Imponente, o guarda saiu do carro e entrou no bar.

Ao entrar no recinto, o guarda perdeu toda a coragem. Havia ali gente da pior linha: bandidos, batedores de carteira, vendedores de droga...

E a anta quadrada estava fardada... Escutem só...

De frente para o balcão, observado por olhares soturnos, o guarda de trânsito perguntou a um outro homem, que se encontrava do outro lado:

–         É o senhor Laércio, dono da Brasília 78 que emprestou para o senhor Pedro, que emprestou para o senhor seu pai, Epaminondas Silva da Costa? Ou será ao contrário...

O tom de voz de prisão que o guarda usou e sua farda fez um bêbado dizer:

–         Ninguém vai prender o Laércio! Mexeu com ele, mexeu com a gente!

Foi a vez do guarda engolir seco.

–         Não – respondeu o proprietário do boteco. – Por quê?

Querendo apressar as coisas para sair dali, o guarda respondeu:

–         Por nada.

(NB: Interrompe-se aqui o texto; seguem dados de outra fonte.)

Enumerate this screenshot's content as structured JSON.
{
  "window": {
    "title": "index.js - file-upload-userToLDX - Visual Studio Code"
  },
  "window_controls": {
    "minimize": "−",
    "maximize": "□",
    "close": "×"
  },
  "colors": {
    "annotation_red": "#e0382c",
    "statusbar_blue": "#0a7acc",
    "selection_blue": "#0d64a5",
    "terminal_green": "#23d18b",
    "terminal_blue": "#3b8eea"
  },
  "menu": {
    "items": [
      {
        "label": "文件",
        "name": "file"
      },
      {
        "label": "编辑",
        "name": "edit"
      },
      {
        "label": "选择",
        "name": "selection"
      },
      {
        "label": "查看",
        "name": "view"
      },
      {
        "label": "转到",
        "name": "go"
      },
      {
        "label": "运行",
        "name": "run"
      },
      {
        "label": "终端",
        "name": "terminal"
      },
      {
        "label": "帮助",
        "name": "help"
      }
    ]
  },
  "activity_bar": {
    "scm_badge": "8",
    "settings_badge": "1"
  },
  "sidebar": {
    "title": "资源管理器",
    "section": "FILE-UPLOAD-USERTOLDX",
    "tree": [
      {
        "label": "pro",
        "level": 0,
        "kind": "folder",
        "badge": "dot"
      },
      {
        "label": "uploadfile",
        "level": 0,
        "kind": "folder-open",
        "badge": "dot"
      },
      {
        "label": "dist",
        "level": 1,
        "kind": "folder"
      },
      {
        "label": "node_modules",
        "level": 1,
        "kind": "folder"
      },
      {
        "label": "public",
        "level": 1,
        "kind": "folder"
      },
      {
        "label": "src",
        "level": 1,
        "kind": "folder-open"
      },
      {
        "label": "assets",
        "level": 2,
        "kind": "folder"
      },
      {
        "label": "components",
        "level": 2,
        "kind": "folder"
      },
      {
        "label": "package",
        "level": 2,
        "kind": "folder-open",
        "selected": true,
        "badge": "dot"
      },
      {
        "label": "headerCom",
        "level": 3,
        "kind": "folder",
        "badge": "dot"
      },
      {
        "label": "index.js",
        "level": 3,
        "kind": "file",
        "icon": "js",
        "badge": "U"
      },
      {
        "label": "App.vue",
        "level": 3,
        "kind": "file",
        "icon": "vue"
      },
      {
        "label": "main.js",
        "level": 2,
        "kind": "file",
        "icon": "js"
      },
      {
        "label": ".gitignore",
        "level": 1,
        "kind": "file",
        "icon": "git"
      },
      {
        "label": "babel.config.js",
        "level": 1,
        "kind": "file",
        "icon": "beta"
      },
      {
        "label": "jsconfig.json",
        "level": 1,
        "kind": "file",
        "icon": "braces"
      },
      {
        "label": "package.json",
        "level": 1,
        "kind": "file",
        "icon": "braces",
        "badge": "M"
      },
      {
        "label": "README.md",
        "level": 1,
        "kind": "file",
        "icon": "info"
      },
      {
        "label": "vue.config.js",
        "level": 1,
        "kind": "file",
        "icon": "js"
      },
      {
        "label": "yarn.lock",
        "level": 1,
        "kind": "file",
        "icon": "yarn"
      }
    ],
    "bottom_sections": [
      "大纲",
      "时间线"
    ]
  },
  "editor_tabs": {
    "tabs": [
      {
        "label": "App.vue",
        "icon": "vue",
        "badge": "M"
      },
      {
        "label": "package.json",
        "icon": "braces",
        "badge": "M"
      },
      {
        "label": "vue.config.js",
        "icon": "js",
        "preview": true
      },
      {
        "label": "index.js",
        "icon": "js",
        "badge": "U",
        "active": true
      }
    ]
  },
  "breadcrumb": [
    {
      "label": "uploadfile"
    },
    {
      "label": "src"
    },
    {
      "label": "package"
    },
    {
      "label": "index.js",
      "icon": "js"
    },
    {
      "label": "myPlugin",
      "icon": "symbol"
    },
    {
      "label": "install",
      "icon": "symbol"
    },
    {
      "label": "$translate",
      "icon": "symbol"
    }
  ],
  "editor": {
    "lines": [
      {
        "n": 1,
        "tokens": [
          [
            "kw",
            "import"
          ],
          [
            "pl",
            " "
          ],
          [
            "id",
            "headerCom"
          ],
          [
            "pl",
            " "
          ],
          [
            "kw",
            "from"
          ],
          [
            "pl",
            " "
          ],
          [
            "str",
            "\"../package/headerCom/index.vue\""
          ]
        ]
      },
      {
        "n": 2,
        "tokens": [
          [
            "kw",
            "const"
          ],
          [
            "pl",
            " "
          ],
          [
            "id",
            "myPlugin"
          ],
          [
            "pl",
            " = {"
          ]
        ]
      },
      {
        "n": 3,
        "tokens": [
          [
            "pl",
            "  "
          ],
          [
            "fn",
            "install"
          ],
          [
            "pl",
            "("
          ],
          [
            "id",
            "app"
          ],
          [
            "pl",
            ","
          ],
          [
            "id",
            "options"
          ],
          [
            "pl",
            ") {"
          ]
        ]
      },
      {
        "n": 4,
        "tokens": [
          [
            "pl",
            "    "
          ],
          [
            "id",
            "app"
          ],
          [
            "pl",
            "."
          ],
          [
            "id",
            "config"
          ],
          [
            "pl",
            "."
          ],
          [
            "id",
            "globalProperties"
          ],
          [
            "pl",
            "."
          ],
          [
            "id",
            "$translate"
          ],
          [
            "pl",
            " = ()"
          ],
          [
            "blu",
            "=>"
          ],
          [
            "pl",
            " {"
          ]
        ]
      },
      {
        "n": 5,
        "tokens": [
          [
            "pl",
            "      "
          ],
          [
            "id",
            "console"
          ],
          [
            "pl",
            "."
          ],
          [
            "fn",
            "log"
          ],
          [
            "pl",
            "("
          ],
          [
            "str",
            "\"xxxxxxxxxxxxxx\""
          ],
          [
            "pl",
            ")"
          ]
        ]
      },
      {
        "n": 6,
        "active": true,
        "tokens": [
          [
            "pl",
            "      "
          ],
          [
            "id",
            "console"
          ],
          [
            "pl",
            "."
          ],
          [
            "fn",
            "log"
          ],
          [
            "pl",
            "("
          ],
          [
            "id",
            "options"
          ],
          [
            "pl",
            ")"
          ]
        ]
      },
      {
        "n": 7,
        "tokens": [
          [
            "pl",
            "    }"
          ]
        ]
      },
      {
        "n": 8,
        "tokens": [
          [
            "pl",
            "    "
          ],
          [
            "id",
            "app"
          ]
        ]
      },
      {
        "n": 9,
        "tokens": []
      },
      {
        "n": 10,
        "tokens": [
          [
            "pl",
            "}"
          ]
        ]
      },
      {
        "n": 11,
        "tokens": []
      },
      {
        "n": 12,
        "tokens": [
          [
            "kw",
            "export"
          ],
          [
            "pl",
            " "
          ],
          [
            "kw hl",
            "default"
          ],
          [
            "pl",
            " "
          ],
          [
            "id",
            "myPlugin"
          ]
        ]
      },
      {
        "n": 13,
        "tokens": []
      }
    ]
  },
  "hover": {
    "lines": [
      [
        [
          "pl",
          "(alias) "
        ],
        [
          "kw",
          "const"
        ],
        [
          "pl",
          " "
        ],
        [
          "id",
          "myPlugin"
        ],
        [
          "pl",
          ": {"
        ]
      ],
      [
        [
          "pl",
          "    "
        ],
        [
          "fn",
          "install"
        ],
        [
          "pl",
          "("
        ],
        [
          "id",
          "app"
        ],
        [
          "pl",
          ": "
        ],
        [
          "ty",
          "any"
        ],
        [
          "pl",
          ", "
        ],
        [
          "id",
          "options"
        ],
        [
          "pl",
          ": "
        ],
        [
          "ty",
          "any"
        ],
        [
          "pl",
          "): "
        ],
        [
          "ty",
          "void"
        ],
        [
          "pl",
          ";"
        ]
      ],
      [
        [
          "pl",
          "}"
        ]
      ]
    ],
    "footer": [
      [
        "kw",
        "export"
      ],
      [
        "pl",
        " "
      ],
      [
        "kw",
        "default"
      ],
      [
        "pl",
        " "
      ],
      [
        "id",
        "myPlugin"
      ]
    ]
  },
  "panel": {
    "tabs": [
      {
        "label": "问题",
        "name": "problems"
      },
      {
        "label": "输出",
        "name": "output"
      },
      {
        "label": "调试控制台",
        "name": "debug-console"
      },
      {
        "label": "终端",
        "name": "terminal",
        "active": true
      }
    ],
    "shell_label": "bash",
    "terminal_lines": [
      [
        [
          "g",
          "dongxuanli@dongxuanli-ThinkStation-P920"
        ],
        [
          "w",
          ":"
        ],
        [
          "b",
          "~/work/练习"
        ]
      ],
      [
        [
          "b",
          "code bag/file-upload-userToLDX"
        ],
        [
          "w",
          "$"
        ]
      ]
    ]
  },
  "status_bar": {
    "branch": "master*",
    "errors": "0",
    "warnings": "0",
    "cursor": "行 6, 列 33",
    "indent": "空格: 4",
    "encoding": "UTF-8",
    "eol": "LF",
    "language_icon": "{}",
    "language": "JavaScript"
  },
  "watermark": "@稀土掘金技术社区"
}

Quem é o dono então?

–         O senhor Augusto Soares, dono de uma oficina do mesmo nome, que mora lá em Osasco.

Que bom. As coisas estavam voltando para o princípio. O guarda saiu do bar na velocidade de uma bala e entrou no carro, onde Marcos chorava de rir.

–         Foi a sua vez?

–         Para Osasco!

Os dois seguiram de volta para o bairro onde residia Epaminondas.

Já eram seis. A dupla dinâmica pára o carro em frente da oficina Soares, que, para a surpresa dos dois, ficava a uns dois quarteirões da casa do velho.

Dessa vez, os dois desceram.

Entraram na oficina, perguntaram ao assistente de Augusto pelo patrão e, vendo-o, Marcos perguntou:

–         Tu és dono de uma Brasília 78 que emprestou para o Laércio, que emprestou para o Laércio...

–         O quê?

–         Que emprestou para o Pedro, que emprestou para seu pai, o senhor Epaminondas... Não sei o que mais?

–         Sim, mas dei o carro para ele faz uma hora!

–         Por quê?

–         Ele faleceu faz esse tempo. Foi o último pedido dele. E, por falta de filhos trabalhadores, num testamento improvisado que escreveu no leito de morte, deixou a Brasília 78 para dois homens que vieram à sua farmácia lá pelas três da tarde...

Os dois já corriam na direção da casa do falecido Epaminondas.

No começo, Marcos tinha vantagem, depois, o guarda, mas os dois chegaram juntos, num desespero digno de uma maratona...

Enfim, chegaram à casa do velho, mas não viram nem sinal do carro.

Marcos perguntou à mulher de Epaminondas, que observava tudo pela janela.

–         Onde está o carro?

–         Meu Deus! Roubaram a Brasília! Esta cidade de São Paulo...

Ao ouvir tal coisa, o guarda jogou o quepe no chão de raiva. Marcos até perdeu o rumo de seu carro.

Moral da história: um argumento pode ser bom, mas, às vezes, pode ser uma dolorosa perda de tempo...

Luiz Fabrício de Oliveira Mendes – “Goldfield”.